Les opposants centrafricains tablent sur une jurisprudence de la Cour suprême qui s’est déjà prononcée sur le caractère intangible de certaines dispositions de la loi fondamentale, dont celles relatives au nombre de mandats du président de la République.

Le Bloc républicain pour la défense de la Constitution (BRDC), une coalition regroupant les principaux partis de l’opposition centrafricaine, a déposé, le mercredi 31 août, un recours devant la Cour constitutionnelle pour contester un projet de modification de la Constitution censé permettre au président Faustin-Archange Touadéra (photo) de briguer un troisième mandat.

A travers ce recours, l’opposition attaque le décret présidentiel daté du vendredi 26 août, portant création d’un comité de rédaction d’une nouvelle Constitution. Elle mise notamment sur une jurisprudence de la Cour suprême, qui a déjà estimé que certaines dispositions de la Constitution de 2016 ne pouvaient être révisées.

« La Cour constitutionnelle, à une autre occasion, a très clairement réaffirmé le caractère intangible des verrous constitutionnels, notamment sur les mandats du président, les critères d’éligibilité, et a rendu un avis défavorable. Donc, en nous fondant sur cette jurisprudence, évidemment, nous pensons que la Cour constitutionnelle ne peut pas se dédire aux yeux du peuple centrafricain et aux yeux du monde entier », a déclaré à RFI l’avocat Crépin Mboli-Goumba, président du Parti africain pour une transformation radicale et l’intégration des Etats (PATRIE) et l’un des rédacteurs de la requête déposée auprès de la plus haute instance judiciaire centrafricaine.

« Il n’y a nulle part dans la Constitution de notre pays une disposition permettant au président de la République d’organiser un référendum dont l’objectif serait la disparition pure et simple de la Constitution.
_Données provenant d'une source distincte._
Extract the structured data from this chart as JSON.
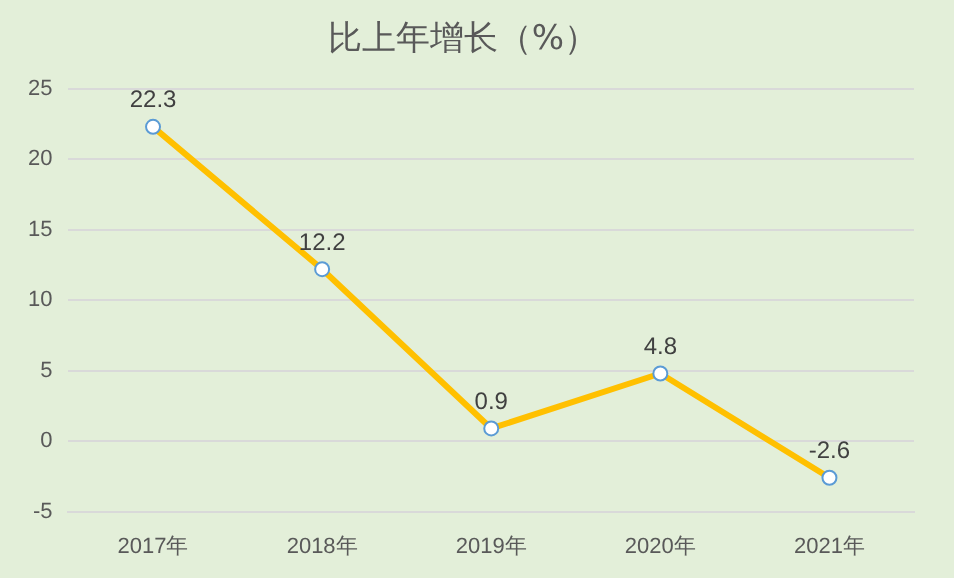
{
  "chart_data": {
    "type": "line",
    "title": "比上年增长（%）",
    "categories": [
      "2017年",
      "2018年",
      "2019年",
      "2020年",
      "2021年"
    ],
    "series": [
      {
        "color": "#ffc000",
        "values": [
          22.3,
          12.2,
          0.9,
          4.8,
          -2.6
        ]
      }
    ],
    "ylim": [
      -5,
      25
    ],
    "yticks": [
      -5,
      0,
      5,
      10,
      15,
      20,
      25
    ],
    "grid": "y",
    "marker": "circle",
    "line_style": "solid",
    "data_labels": true,
    "legend": false
  }
}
Toute initiative donc doit être évaluée et comprise au regard de la Constitution du 30 mars 2016 », a-t-il ajouté.

Le président centrafricain tente d’imposer une révision de la Constitution pour faire sauter le verrou du plafond de deux mandats présidentiels qui l’empêche d’en briguer un troisième en 2025. Le Mouvement Cœurs Unis (MCU), son parti politique, avait déjà tenté en mars d’introduire cette révision lors d’un « dialogue républicain » excluant la rébellion et boycotté par l’essentiel de l’opposition avant d’être contraint d’y renoncer, en raison de la forte résistance de l’opposition et de la société civile.

Les promoteurs de la réforme constitutionnelle pressent le chef de l’Etat de la faire adopter par référendum. Le samedi 6 août, plus d’un millier de manifestants s’étaient rassemblés à Bangui, la capitale centrafricaine, exigeant la tenue d’un référendum pour modifier la Constitution.

M.Touadéra avait été réélu en décembre 2020 avec 53,16% des voix à l’issue d’un scrutin controversé durant lequel le taux de participation s’est limité à 32,25%, en raison du climat d’insécurité qui régnait dans le pays.